Una regia colta, attenta alle stratificazioni culturali celate nel testo, che non ha esitato a esaltare da un lato l'aspetto grottesco e fantastico della vicenda, grazie anche al valido lavoro sull'espressione corporea di Roberto Capaldo e alle icastiche maschere di Alfredo Guglielmino, dall'altro a interpretarla proprio come mistero religioso in chiave chiaramente demistificatoria nei confronti della religione codificata, e qui non va certo dimenticato il giudizio negativo del cattolicesimo, che reputava un ballo peccaminoso il tango, ipertrofizzando al contempo una simbologia cristiana rovesciata, dove la Mater Dei è una prostituta, salvando e lasciando riemergere insieme il valore storico e sociale di un'opera nata nel '68 in un paese cattolico come l'Argentina. Lo stesso Salvo Piro, interpretando il Duende, ha costruito il suo personaggio in chiave istrionica e buffonesca, con una recitazione stentorea, affabulatoria e dall'ampia gestualità, che rammentava appunto quella di Fo in Mistero Buffo.

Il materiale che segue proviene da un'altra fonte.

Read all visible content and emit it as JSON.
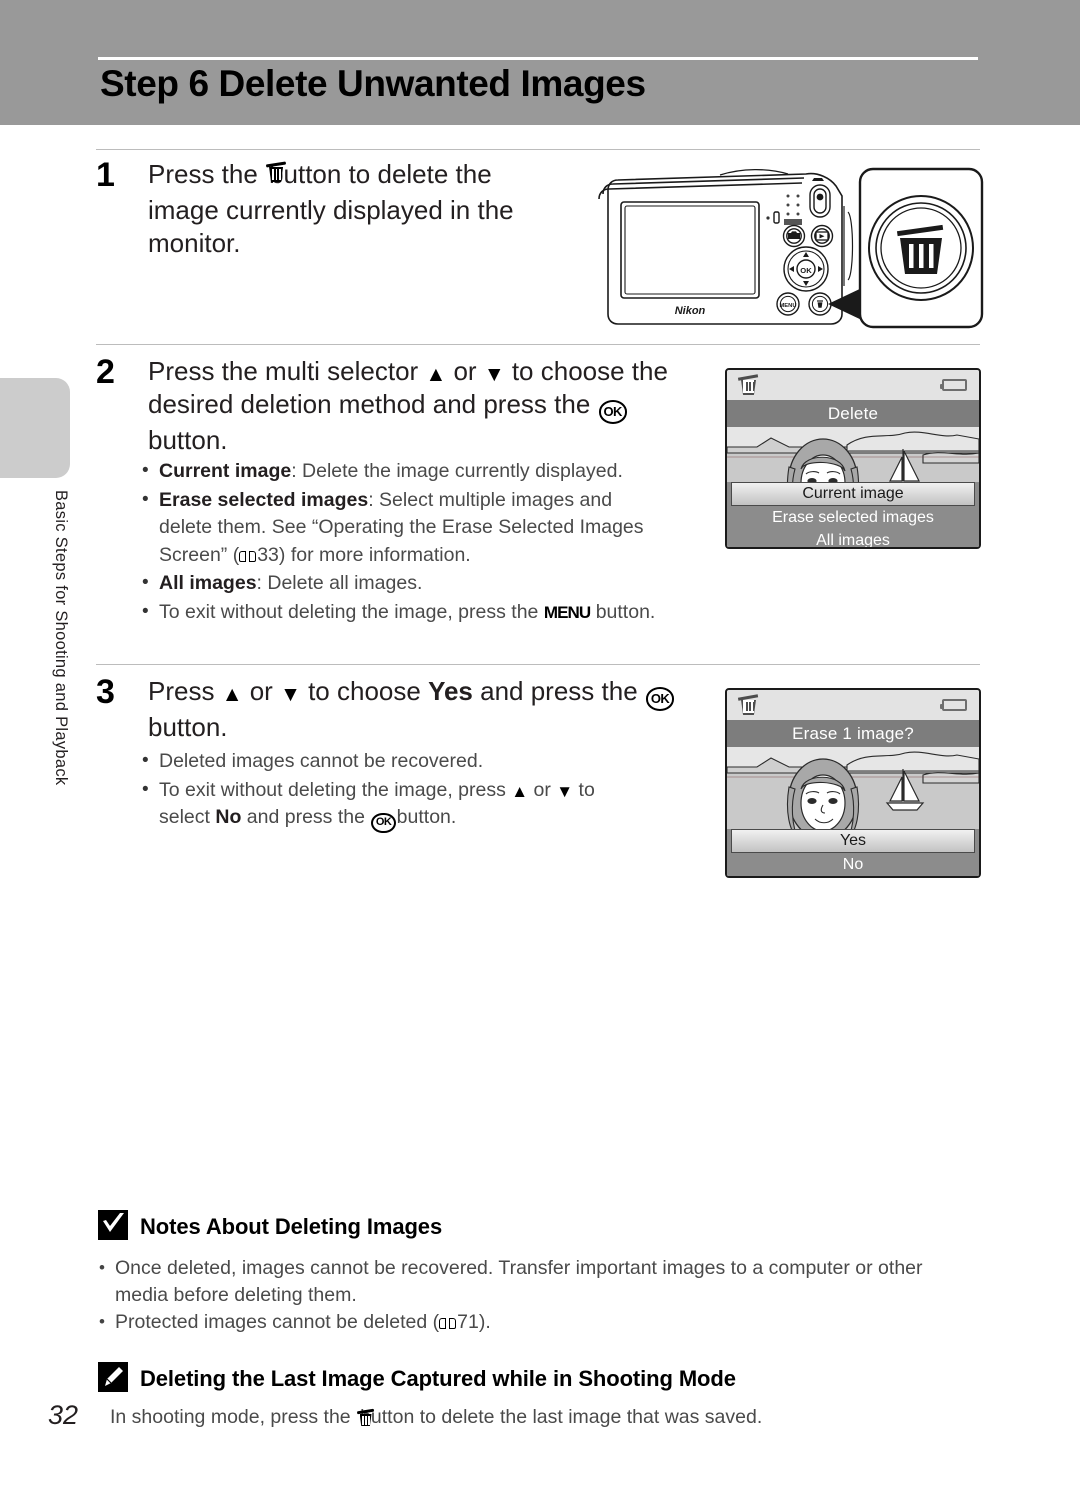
{
  "header": {
    "title": "Step 6 Delete Unwanted Images",
    "band_color": "#999999"
  },
  "sidebar": {
    "chapter_label": "Basic Steps for Shooting and Playback",
    "tab_color": "#cccccc"
  },
  "steps": [
    {
      "number": "1",
      "text_before_icon": "Press the ",
      "icon": "trash-icon",
      "text_after_icon": " button to delete the image currently displayed in the monitor.",
      "bullets": []
    },
    {
      "number": "2",
      "text": "Press the multi selector ▲ or ▼ to choose the desired deletion method and press the OK button.",
      "bullets": [
        {
          "label": "Current image",
          "text": ": Delete the image currently displayed."
        },
        {
          "label": "Erase selected images",
          "text": ": Select multiple images and delete them. See “Operating the Erase Selected Images Screen” (",
          "page_ref": "33",
          "text_end": ") for more information."
        },
        {
          "label": "All images",
          "text": ": Delete all images."
        },
        {
          "label": "",
          "text": "To exit without deleting the image, press the MENU button."
        }
      ]
    },
    {
      "number": "3",
      "text": "Press ▲ or ▼ to choose Yes and press the OK button.",
      "bullets": [
        {
          "label": "",
          "text": "Deleted images cannot be recovered."
        },
        {
          "label": "",
          "text": "To exit without deleting the image, press ▲ or ▼ to select No and press the OK button."
        }
      ]
    }
  ],
  "step2_text_parts": {
    "a": "Press the multi selector ",
    "b": " or ",
    "c": " to choose the",
    "d": "desired deletion method and press the ",
    "e": "button."
  },
  "step3_text_parts": {
    "a": "Press ",
    "b": " or ",
    "c": " to choose ",
    "yes": "Yes",
    "d": " and press the ",
    "e": "button."
  },
  "step1_text_parts": {
    "a": "Press the ",
    "b": " button to delete the",
    "c": "image currently displayed in the",
    "d": "monitor."
  },
  "bullet_text": {
    "b2_1_label": "Current image",
    "b2_1_text": ": Delete the image currently displayed.",
    "b2_2_label": "Erase selected images",
    "b2_2_text": ": Select multiple images and",
    "b2_2_text2": "delete them. See “Operating the Erase Selected Images",
    "b2_2_text3a": "Screen” (",
    "b2_2_ref": "33",
    "b2_2_text3b": ") for more information.",
    "b2_3_label": "All images",
    "b2_3_text": ": Delete all images.",
    "b2_4_a": "To exit without deleting the image, press the ",
    "b2_4_menu": "MENU",
    "b2_4_b": " button.",
    "b3_1": "Deleted images cannot be recovered.",
    "b3_2a": "To exit without deleting the image, press ",
    "b3_2b": " or ",
    "b3_2c": " to",
    "b3_2d": "select ",
    "b3_2no": "No",
    "b3_2e": " and press the ",
    "b3_2f": "button."
  },
  "camera": {
    "brand_mark": "Nikon",
    "callout_icon": "trash-icon",
    "ok_label": "OK",
    "menu_label": "MENU"
  },
  "lcd_screens": [
    {
      "id": "delete-menu",
      "status_icons": [
        "trash-icon",
        "battery-icon"
      ],
      "title": "Delete",
      "options": [
        {
          "label": "Current image",
          "selected": true
        },
        {
          "label": "Erase selected images",
          "selected": false
        },
        {
          "label": "All images",
          "selected": false
        }
      ]
    },
    {
      "id": "erase-confirm",
      "status_icons": [
        "trash-icon",
        "battery-icon"
      ],
      "title": "Erase 1 image?",
      "options": [
        {
          "label": "Yes",
          "selected": true
        },
        {
          "label": "No",
          "selected": false
        }
      ]
    }
  ],
  "notes_section": {
    "badge_icon": "checkmark-box-icon",
    "title": "Notes About Deleting Images",
    "bullets": [
      "Once deleted, images cannot be recovered. Transfer important images to a computer or other media before deleting them.",
      "Protected images cannot be deleted ("
    ],
    "bullet1_line1": "Once deleted, images cannot be recovered. Transfer important images to a computer or other",
    "bullet1_line2": "media before deleting them.",
    "bullet2_a": "Protected images cannot be deleted (",
    "bullet2_ref": "71",
    "bullet2_b": ")."
  },
  "tip_section": {
    "badge_icon": "pencil-box-icon",
    "title": "Deleting the Last Image Captured while in Shooting Mode",
    "body_a": "In shooting mode, press the ",
    "body_b": " button to delete the last image that was saved."
  },
  "page_number": "32"
}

Anche la parte musicale affidata al Piazzolla Ensemble, con Pietro Cavalieri al pianoforte, Giovanni Anastasio al violino, Maurizio Salemi al violoncello, Carmelo La Manna al contrabbasso, Alessandra Marino al flauto, Giuseppe Ventura al clarinetto, Rosario Gioeni alla chitarra e percussioni e infine Massimiliano Pitocco al bandoneón, si è rivelata di ottimo livello, giacché ha dosato con estrema attenzione le sonorità, emergendo in tutto il suo colore nei momenti di pura danza, ma riuscendo ad alleggerire in maniera egregia nelle parti cantate e recitate, permettendo di gustare le battute e dunque di seguire il testo senza alcuna difficoltà.
Bene anche i danzatori Mimma Mercurio (nel ruolo di Maria e dell'ombra di Maria) e Giuseppe Lotito, il bandoneonista tanguero, mentre il mezzosoprano Alessandra Lombardo e il baritono Salvo Disco sono riusciti a imprimere il giusto colore mediterraneo a quest'interessante opera, che meriterebbe certamente una ripresa, dato anche il consistente afflusso di pubblico che ha quasi esaurito i posti disponibili in teatro. Completavano il cast Simona Allegra, Teresa Barbagallo, Claudia Cappuccio, Carlo Genova, Giuseppe Leonardi, Michelangelo Sciuto e Valerio Severino.
Applausi entusiasti alla fine, a riprova che proporre spettacoli inconsueti è sempre una scelta vincente.